We constructed evidence tables with study characteristics, results, and risk of bias ratings for all included studies, and summary tables to highlight the main findings. Given the small number of studies for each Key Question and clinical and methodological heterogeneity among the studies, we determined that meta-analysis was not indicated. Rather, we synthesized studies qualitatively. We graded the strength of evidence for each Key Question and comparison for prioritized clinical outcomes (mortality, time to reversal of symptoms, recurrence of overdose symptoms, respiratory or cardiac arrest, rates/severity of drug withdrawal, and combativeness) by using the approach described in the AHRQ Methods Guide for Comparative Effectiveness and Effectiveness Reviews.⁵² One investigator performed the initial strength of evidence assessment and discussed with the entire team to reach consensus. Assessments were based on the following domains:

• Study limitations, based on the overall risk of bias across studies (low, medium, or high)
• Consistency of results across studies (consistent, inconsistent, or unable to determine when only one study was available)
• Directness of the evidence linking the intervention and health outcomes (direct or indirect)
• Precision of the estimate of effect, based on the number and size of studies and confidence intervals for the estimates (precise or imprecise)
• Reporting bias, based on whether the studies defined and reported primary outcomes and whether we identified relevant unpublished studies (suspected or undetected)

Based on our assessments on the domains described above, we graded the strength of evidence for each Key Question using the four key categories recommended in the Methods Guide for Comparative Effectiveness and Effectiveness Reviews.⁵² Randomized controlled trials start as “high” strength of evidence and were graded down based on the presence of deficiencies in the domains.

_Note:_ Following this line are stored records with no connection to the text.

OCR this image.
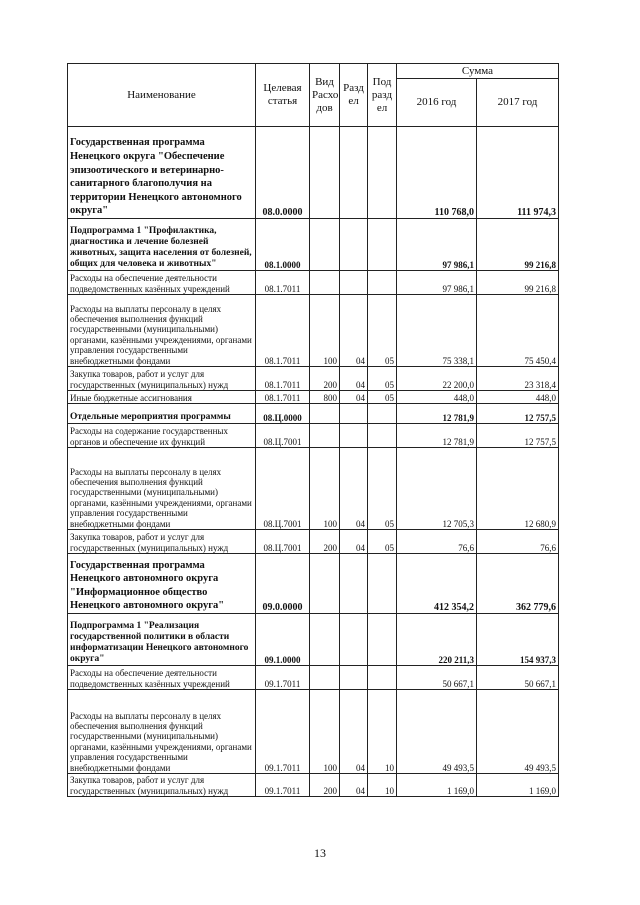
Наименование	Целевая статья	Вид Расхо дов	Разд ел	Под разд ел	Сумма	
					2016 год	2017 год
Государственная программа Ненецкого округа "Обеспечение эпизоотического и ветеринарно-санитарного благополучия на территории Ненецкого автономного округа"	08.0.0000				110 768,0	111 974,3
Подпрограмма 1 "Профилактика, диагностика и лечение болезней животных, защита населения от болезней, общих для человека и животных"	08.1.0000				97 986,1	99 216,8
Расходы на обеспечение деятельности подведомственных казённых учреждений	08.1.7011				97 986,1	99 216,8
Расходы на выплаты персоналу в целях обеспечения выполнения функций государственными (муниципальными) органами, казёнными учреждениями, органами управления государственными внебюджетными фондами	08.1.7011	100	04	05	75 338,1	75 450,4
Закупка товаров, работ и услуг для государственных (муниципальных) нужд	08.1.7011	200	04	05	22 200,0	23 318,4
Иные бюджетные ассигнования	08.1.7011	800	04	05	448,0	448,0
Отдельные мероприятия программы	08.Ц.0000				12 781,9	12 757,5
Расходы на содержание государственных органов и обеспечение их функций	08.Ц.7001				12 781,9	12 757,5
Расходы на выплаты персоналу в целях обеспечения выполнения функций государственными (муниципальными) органами, казёнными учреждениями, органами управления государственными внебюджетными фондами	08.Ц.7001	100	04	05	12 705,3	12 680,9
Закупка товаров, работ и услуг для государственных (муниципальных) нужд	08.Ц.7001	200	04	05	76,6	76,6
Государственная программа Ненецкого автономного округа "Информационное общество Ненецкого автономного округа"	09.0.0000				412 354,2	362 779,6
Подпрограмма 1 "Реализация государственной политики в области информатизации Ненецкого автономного округа"	09.1.0000				220 211,3	154 937,3
Расходы на обеспечение деятельности подведомственных казённых учреждений	09.1.7011				50 667,1	50 667,1
Расходы на выплаты персоналу в целях обеспечения выполнения функций государственными (муниципальными) органами, казёнными учреждениями, органами управления государственными внебюджетными фондами	09.1.7011	100	04	10	49 493,5	49 493,5
Закупка товаров, работ и услуг для государственных (муниципальных) нужд	09.1.7011	200	04	10	1 169,0	1 169,0
13
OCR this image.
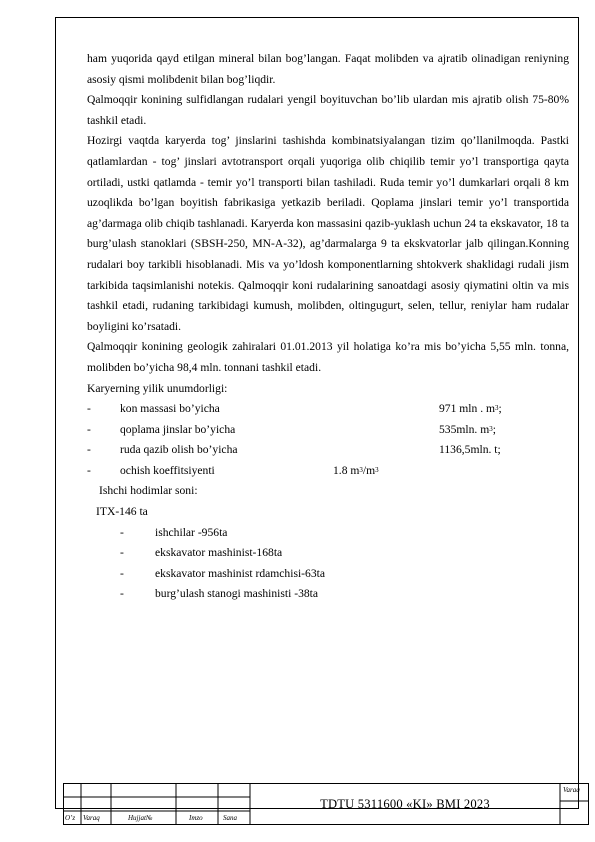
ham yuqorida qayd etilgan mineral bilan bog’langan. Faqat molibden va ajratib olinadigan reniyning asosiy qismi molibdenit bilan bog’liqdir.

Qalmoqqir konining sulfidlangan rudalari yengil boyituvchan bo’lib ulardan mis ajratib olish 75-80% tashkil etadi.

Hozirgi vaqtda karyerda tog’ jinslarini tashishda kombinatsiyalangan tizim qo’llanilmoqda. Pastki qatlamlardan - tog’ jinslari avtotransport orqali yuqoriga olib chiqilib temir yo’l transportiga qayta ortiladi, ustki qatlamda - temir yo’l transporti bilan tashiladi. Ruda temir yo’l dumkarlari orqali 8 km uzoqlikda bo’lgan boyitish fabrikasiga yetkazib beriladi. Qoplama jinslari temir yo’l transportida ag’darmaga olib chiqib tashlanadi. Karyerda kon massasini qazib-yuklash uchun 24 ta ekskavator, 18 ta burg’ulash stanoklari (SBSH-250, MN-A-32), ag’darmalarga 9 ta ekskvatorlar jalb qilingan.Konning rudalari boy tarkibli hisoblanadi. Mis va yo’ldosh komponentlarning shtokverk shaklidagi rudali jism tarkibida taqsimlanishi notekis. Qalmoqqir koni rudalarining sanoatdagi asosiy qiymatini oltin va mis tashkil etadi, rudaning tarkibidagi kumush, molibden, oltingugurt, selen, tellur, reniylar ham rudalar boyligini ko’rsatadi.

Qalmoqqir konining geologik zahiralari 01.01.2013 yil holatiga ko’ra mis bo’yicha 5,55 mln. tonna, molibden bo’yicha 98,4 mln. tonnani tashkil etadi.

Karyerning yilik unumdorligi:
-	kon massasi bo’yicha	971 mln . $m^3$;
-	qoplama jinslar bo’yicha	535mln. $m^3$;
-	ruda qazib olish bo’yicha	1136,5mln. t;
-	ochish koeffitsiyenti	1.8 $m^3/m^3$
Ishchi hodimlar soni:
ITX-146 ta
-	ishchilar -956ta
-	ekskavator mashinist-168ta
-	ekskavator mashinist rdamchisi-63ta
-	burg’ulash stanogi mashinisti -38ta
O’z Varaq	Hujjat№	Imzo	Sana
TDTU 5311600 «KI» BMI 2023
Varaq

Observational studies start as low, and can be upgraded for factors such as presence of a dose-response relationship, large magnitude of effects, or plausible confounders increasing reported estimates. A “high” grade indicates high confidence that the evidence reflects the true effect and that further research is very unlikely to change our confidence in the estimate of effect. A “moderate” grade indicates moderate confidence that the evidence reflects the true effect and further research may change the estimate. A “low” grade indicates low confidence that the evidence reflects the true effect and further research is likely to change the confidence in the estimate of effect and could increase the confidence in the estimate. An “insufficient” grade indicates evidence either is unavailable or is too limited to permit any conclusion, due to extreme study limitations, inconsistency, imprecision, or reporting bias.

See Appendix F for the strength of evidence table.

Peer Review and Public Commentary

Peer reviewers and federal partners were invited to provide comments on the draft report. The AHRQ Task Order Officers and an EPC Associate Editor also provided comments and editorial review. The EPC considered comments prior to finalization of the report and completed a disposition of all peer review comments, which will be posted after publication of the final report on the AHRQ public Web site.